In pursuing this deconstruction of the thriller form, Chabrol's aesthetic is as precise and tightly controlled as ever. His camera traces careful arcs around the characters, turning neat 180-degree rotations that can bring characters together and sweep them apart just as easily. He favors both extreme closeups and distancing long shots, the latter generally used to accentuate the emotional chilliness of the bourgeois lifestyle he's chronicling. In one particularly devastating scene, Charles and Hélène arrive at a dinner party where no one can think of anything to say. Chabrol's camera frames them all in a long row, as formal as the Last Supper, while they chatter emptily, their talk littered with uncomfortable pauses; to find something, anything to say, they finally resort to enumerating the seasons and describing their beauty. But Chabrol's style can also be strangely intimate, as in a wonderful scene in which Charles and Hélène wake up in the middle of the night, their bodies tangled together in such a way that their faces, halved, seem to form a full face together, with one of his eyes and one of hers. It's a haunting image of two people coming imperfectly — but touchingly — together. Indeed, eyes are particularly important to Chabrol in this film. They are the focal point as well of the scene where Paul embarrasses Jeanne by reading her poetry. Chabrol pans around the table, capturing the distressed expressions on the faces of the guests, and finally finding the distraught Jeanne herself, her green eyes churning with anguish and hatred as her hands cover her mouth.
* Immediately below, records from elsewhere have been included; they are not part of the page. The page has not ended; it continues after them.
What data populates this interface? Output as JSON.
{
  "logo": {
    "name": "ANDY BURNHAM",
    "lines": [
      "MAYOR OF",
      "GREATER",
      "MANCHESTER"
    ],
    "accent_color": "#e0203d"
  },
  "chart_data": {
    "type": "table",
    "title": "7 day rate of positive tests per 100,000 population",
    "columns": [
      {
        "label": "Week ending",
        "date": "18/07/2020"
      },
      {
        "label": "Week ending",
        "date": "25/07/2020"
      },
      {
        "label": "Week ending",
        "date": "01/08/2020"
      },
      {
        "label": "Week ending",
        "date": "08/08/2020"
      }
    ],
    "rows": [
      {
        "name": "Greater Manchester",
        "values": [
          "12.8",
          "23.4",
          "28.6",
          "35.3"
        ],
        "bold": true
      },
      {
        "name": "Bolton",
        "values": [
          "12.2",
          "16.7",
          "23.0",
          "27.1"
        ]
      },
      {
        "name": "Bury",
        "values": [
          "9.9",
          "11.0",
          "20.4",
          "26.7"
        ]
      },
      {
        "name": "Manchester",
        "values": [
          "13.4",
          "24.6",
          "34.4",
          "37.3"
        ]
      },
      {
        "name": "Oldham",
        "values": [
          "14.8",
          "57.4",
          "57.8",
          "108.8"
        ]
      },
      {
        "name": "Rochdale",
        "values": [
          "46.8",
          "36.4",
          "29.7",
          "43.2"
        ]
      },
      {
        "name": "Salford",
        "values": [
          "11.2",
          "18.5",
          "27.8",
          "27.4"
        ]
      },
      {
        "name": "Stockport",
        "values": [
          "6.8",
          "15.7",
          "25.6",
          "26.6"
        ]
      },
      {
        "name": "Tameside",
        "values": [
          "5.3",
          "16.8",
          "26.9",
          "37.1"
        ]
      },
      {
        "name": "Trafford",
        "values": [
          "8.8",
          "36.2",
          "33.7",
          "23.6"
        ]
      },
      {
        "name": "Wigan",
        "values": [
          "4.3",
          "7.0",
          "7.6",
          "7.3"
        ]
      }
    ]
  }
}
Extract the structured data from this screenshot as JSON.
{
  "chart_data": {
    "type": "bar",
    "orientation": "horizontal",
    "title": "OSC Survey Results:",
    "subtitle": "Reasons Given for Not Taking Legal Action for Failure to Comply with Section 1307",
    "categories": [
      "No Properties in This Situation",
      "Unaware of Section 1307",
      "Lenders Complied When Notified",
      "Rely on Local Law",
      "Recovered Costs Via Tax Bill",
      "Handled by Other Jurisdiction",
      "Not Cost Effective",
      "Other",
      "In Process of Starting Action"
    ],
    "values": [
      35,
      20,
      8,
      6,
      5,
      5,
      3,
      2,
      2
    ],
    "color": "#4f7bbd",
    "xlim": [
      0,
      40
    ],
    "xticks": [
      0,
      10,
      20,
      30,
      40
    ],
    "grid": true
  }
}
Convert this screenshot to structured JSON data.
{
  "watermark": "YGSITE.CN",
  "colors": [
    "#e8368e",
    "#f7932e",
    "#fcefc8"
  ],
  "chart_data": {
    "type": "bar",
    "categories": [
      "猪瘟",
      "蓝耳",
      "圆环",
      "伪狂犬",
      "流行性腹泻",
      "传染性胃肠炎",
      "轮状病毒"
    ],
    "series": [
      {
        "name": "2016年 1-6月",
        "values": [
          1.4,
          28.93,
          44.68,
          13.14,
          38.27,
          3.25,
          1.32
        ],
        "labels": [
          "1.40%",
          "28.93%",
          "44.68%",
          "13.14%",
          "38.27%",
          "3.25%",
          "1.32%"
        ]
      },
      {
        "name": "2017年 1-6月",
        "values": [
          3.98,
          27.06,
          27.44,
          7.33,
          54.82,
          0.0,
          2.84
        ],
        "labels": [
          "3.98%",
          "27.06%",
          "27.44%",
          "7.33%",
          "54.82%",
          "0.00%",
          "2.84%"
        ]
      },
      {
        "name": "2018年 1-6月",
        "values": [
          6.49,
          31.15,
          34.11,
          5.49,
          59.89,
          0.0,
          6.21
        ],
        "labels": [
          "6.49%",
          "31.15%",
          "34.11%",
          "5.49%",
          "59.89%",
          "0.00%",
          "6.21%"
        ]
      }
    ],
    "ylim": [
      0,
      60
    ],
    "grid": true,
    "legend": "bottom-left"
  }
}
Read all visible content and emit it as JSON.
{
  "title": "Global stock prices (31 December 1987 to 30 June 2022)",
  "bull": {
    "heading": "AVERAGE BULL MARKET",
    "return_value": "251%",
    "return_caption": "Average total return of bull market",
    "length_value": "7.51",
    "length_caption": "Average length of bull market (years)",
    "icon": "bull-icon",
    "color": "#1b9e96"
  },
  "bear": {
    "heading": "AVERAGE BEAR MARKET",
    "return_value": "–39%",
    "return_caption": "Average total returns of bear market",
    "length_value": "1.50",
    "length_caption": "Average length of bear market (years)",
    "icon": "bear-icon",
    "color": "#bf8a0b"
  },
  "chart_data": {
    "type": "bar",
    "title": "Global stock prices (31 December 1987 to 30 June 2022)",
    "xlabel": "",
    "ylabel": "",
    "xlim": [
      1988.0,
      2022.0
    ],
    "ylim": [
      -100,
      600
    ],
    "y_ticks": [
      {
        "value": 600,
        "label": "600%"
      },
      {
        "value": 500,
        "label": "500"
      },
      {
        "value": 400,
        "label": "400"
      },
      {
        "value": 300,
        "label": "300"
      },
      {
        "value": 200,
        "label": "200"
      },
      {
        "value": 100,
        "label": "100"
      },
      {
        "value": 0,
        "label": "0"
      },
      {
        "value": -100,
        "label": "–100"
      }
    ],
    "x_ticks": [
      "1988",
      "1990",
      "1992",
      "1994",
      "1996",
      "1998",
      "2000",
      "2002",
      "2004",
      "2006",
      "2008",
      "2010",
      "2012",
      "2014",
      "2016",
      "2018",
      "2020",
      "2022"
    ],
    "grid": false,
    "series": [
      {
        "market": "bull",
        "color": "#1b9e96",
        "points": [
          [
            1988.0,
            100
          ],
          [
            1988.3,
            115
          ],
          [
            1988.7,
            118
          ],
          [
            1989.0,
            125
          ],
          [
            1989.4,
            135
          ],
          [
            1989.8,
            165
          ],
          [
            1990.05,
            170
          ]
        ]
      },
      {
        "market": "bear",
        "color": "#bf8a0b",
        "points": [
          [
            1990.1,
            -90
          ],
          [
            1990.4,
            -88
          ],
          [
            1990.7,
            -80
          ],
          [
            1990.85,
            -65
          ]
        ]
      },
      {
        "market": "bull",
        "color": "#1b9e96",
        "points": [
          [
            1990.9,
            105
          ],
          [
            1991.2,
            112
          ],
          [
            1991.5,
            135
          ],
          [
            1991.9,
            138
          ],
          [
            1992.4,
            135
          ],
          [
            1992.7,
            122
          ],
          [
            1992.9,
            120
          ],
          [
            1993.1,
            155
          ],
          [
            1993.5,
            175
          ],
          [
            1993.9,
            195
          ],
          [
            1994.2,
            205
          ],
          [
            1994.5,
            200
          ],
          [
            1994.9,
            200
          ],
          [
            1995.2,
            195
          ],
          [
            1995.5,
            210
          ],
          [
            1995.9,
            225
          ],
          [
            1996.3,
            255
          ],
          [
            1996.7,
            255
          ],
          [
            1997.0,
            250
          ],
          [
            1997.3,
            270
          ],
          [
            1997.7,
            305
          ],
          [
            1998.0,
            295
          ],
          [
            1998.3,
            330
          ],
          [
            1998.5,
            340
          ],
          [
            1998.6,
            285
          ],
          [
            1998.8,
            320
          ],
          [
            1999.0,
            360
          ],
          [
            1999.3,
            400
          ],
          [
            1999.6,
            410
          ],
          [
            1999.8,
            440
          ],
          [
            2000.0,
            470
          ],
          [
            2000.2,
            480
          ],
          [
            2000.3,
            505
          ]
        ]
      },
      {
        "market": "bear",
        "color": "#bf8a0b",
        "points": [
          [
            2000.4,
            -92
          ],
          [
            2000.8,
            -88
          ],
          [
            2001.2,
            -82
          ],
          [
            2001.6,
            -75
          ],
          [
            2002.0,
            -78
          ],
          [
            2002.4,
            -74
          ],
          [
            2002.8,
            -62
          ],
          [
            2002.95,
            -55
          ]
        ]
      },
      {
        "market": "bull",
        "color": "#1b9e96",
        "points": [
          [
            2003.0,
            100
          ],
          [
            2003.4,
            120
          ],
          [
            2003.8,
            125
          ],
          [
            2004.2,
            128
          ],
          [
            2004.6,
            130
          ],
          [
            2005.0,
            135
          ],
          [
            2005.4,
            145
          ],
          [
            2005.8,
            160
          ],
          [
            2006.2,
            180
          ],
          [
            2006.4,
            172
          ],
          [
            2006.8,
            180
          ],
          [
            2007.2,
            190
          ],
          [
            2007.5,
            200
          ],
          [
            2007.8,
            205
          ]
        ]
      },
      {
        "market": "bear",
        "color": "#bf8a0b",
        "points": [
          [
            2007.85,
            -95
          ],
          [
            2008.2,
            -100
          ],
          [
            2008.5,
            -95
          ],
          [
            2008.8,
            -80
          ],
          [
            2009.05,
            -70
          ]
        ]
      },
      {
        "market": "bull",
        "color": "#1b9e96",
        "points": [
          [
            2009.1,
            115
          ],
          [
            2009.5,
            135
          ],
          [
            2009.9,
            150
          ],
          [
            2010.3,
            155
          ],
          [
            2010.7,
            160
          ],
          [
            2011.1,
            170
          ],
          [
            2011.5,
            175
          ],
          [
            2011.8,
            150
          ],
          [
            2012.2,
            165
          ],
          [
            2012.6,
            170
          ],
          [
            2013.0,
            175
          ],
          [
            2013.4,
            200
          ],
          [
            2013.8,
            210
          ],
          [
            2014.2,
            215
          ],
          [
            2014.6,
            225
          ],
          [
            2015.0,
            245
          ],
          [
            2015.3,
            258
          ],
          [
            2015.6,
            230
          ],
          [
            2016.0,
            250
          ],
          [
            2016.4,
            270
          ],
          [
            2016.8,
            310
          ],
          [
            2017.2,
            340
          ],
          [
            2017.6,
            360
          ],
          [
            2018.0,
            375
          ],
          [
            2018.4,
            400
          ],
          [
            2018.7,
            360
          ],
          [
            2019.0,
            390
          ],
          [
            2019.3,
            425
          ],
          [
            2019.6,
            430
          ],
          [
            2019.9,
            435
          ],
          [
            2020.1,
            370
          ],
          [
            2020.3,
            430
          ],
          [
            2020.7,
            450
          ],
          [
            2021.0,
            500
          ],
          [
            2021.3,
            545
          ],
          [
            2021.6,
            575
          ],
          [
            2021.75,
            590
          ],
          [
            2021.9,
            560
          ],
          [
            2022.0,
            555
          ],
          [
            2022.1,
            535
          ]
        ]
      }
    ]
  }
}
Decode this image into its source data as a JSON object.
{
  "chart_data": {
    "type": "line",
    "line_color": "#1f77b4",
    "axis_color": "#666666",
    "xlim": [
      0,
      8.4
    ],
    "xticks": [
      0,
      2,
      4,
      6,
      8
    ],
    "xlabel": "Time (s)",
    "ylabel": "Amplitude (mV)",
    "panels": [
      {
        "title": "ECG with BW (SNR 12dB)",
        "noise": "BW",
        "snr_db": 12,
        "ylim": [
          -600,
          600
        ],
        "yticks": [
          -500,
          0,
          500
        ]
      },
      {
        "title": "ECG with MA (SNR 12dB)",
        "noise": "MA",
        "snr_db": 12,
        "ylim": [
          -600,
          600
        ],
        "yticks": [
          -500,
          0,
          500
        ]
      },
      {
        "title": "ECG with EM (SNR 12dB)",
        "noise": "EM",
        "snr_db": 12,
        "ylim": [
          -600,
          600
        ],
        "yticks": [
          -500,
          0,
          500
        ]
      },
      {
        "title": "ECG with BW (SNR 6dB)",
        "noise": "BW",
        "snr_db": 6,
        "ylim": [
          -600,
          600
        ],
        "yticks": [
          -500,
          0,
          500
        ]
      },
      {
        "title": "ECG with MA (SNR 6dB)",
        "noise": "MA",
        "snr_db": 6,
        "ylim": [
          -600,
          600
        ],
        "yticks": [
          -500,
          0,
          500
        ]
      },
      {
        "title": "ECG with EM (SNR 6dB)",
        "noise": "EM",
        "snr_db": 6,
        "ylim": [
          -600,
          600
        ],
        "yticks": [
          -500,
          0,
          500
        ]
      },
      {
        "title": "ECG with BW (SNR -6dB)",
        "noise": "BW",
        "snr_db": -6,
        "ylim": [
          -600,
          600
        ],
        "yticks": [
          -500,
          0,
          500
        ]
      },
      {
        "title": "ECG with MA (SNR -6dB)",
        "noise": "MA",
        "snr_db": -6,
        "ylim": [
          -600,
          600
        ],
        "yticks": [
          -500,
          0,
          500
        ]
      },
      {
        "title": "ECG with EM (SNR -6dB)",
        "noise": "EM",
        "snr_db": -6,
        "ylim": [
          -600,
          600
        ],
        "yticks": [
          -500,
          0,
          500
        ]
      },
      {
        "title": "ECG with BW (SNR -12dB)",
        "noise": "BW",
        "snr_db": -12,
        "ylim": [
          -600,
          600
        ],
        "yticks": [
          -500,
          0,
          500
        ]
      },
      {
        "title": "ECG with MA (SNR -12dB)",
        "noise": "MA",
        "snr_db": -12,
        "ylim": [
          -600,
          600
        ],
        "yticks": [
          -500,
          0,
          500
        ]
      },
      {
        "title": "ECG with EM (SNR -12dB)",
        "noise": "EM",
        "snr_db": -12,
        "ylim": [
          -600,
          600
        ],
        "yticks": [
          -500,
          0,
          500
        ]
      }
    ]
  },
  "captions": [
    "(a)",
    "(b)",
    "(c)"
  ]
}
Chabrol is methodically dissecting the conventions of the revenge thriller here, and even his ending is deconstructive, hinting that the hero is going to walk off into the sunset, unpunished and vindicated, before pulling away from this cliché. Instead, the ending is a complex acknowledgment of the moral toll of murder, even "justified" murder, and of the necessity for culpability whenever a human life is taken. The film begins and ends with the waves of the ocean, transformed by context: at the beginning, they are markers of innocent childhood play, while by the end they are cleansing waters, washing away the guilt and sin of a man driven by revenge.